S'agissant des titres de participation inscrits à l'actif du bilan de la société que le contribuable entend exonérer d'ISF, la doctrine administrative pose une présomption de biens professionnels.
Par titres de participation, il convient d'entendre les droits sociaux dont la possession durable est estimée utile à l'activité de l'entreprise, notamment parce qu'elle permet d'exercer une certaine influence dans la société émettrice.
La définition donne la réponse : la qualification de titres de participation induit en elle-même que de tels actifs sont à caractère professionnel.

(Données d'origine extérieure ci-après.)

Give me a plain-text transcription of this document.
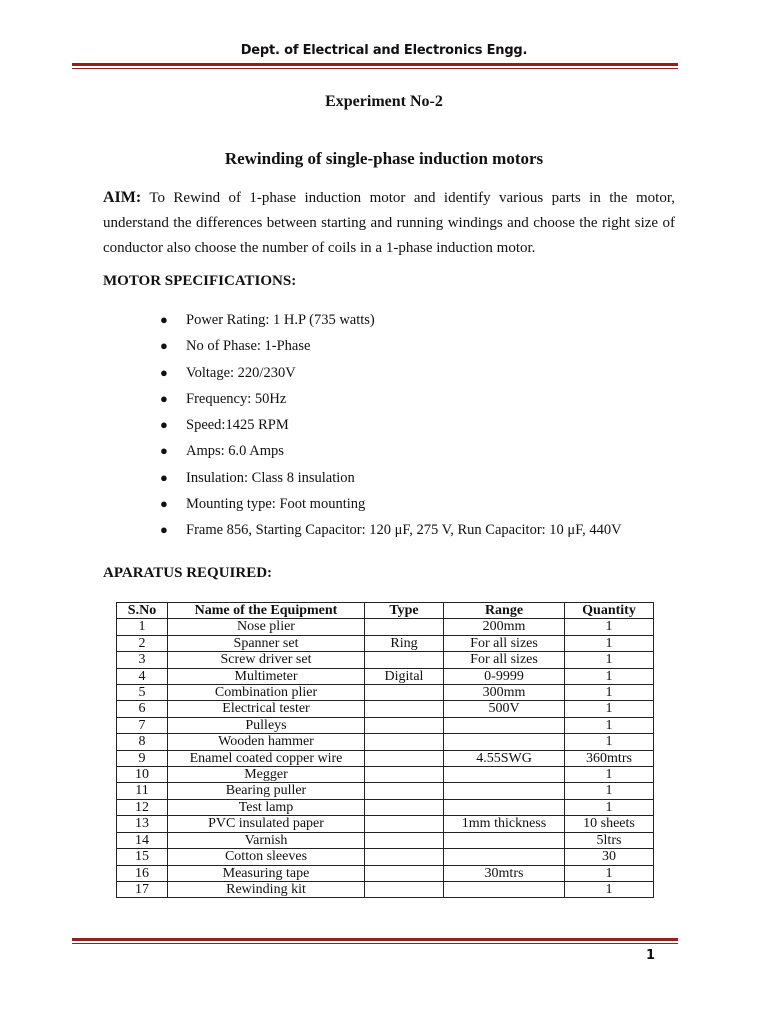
Dept. of Electrical and Electronics Engg.
Experiment No-2
Rewinding of single-phase induction motors
AIM: To Rewind of 1-phase induction motor and identify various parts in the motor, understand the differences between starting and running windings and choose the right size of conductor also choose the number of coils in a 1-phase induction motor.
MOTOR SPECIFICATIONS:
● Power Rating: 1 H.P (735 watts)
● No of Phase: 1-Phase
● Voltage: 220/230V
● Frequency: 50Hz
● Speed:1425 RPM
● Amps: 6.0 Amps
● Insulation: Class 8 insulation
● Mounting type: Foot mounting
● Frame 856, Starting Capacitor: 120 μF, 275 V, Run Capacitor: 10 μF, 440V
APARATUS REQUIRED:
S.No	Name of the Equipment	Type	Range	Quantity
1	Nose plier		200mm	1
2	Spanner set	Ring	For all sizes	1
3	Screw driver set		For all sizes	1
4	Multimeter	Digital	0-9999	1
5	Combination plier		300mm	1
6	Electrical tester		500V	1
7	Pulleys			1
8	Wooden hammer			1
9	Enamel coated copper wire		4.55SWG	360mtrs
10	Megger			1
11	Bearing puller			1
12	Test lamp			1
13	PVC insulated paper		1mm thickness	10 sheets
14	Varnish			5ltrs
15	Cotton sleeves			30
16	Measuring tape		30mtrs	1
17	Rewinding kit			1
1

Du reste, l'administration fiscale ne pose une réserve qu'à raison des droits présumés par le CGI constituer des titres de participation, à savoir les actions acquises en exécution d'une offre publique d'achat ou d'échange, ainsi que les titres susceptibles d'ouvrir droit au régime fiscal des sociétés mères. Dans cette hypothèse, le service conserve la possibilité de "remettre en cause cette qualification dans le cas où la société détentrice des titres n'exercerait pas, en fait, une certaine influence dans la société émettrice" (BOI-PAT-ISF-30-30-40-20, n° 60, 12 septembre 2012 N° Lexbase : X5198AL4).
Il est constant qu'au cas présent, l'administration fiscale ne critiquait pas la nature des titres de la société B inscrits à l'actif du bilan de la société A dont les titres étaient exonérés d'ISF par le couple de contribuables. L'enjeu portait sur le patrimoine immobilier détenu par des sous-filiales de la société B. Autrement dit, l'article 885 O ter du CGI conduit-il à considérer les actifs détenus par des sous-filiales de la société dont les titres sont directement détenus par le contribuable ?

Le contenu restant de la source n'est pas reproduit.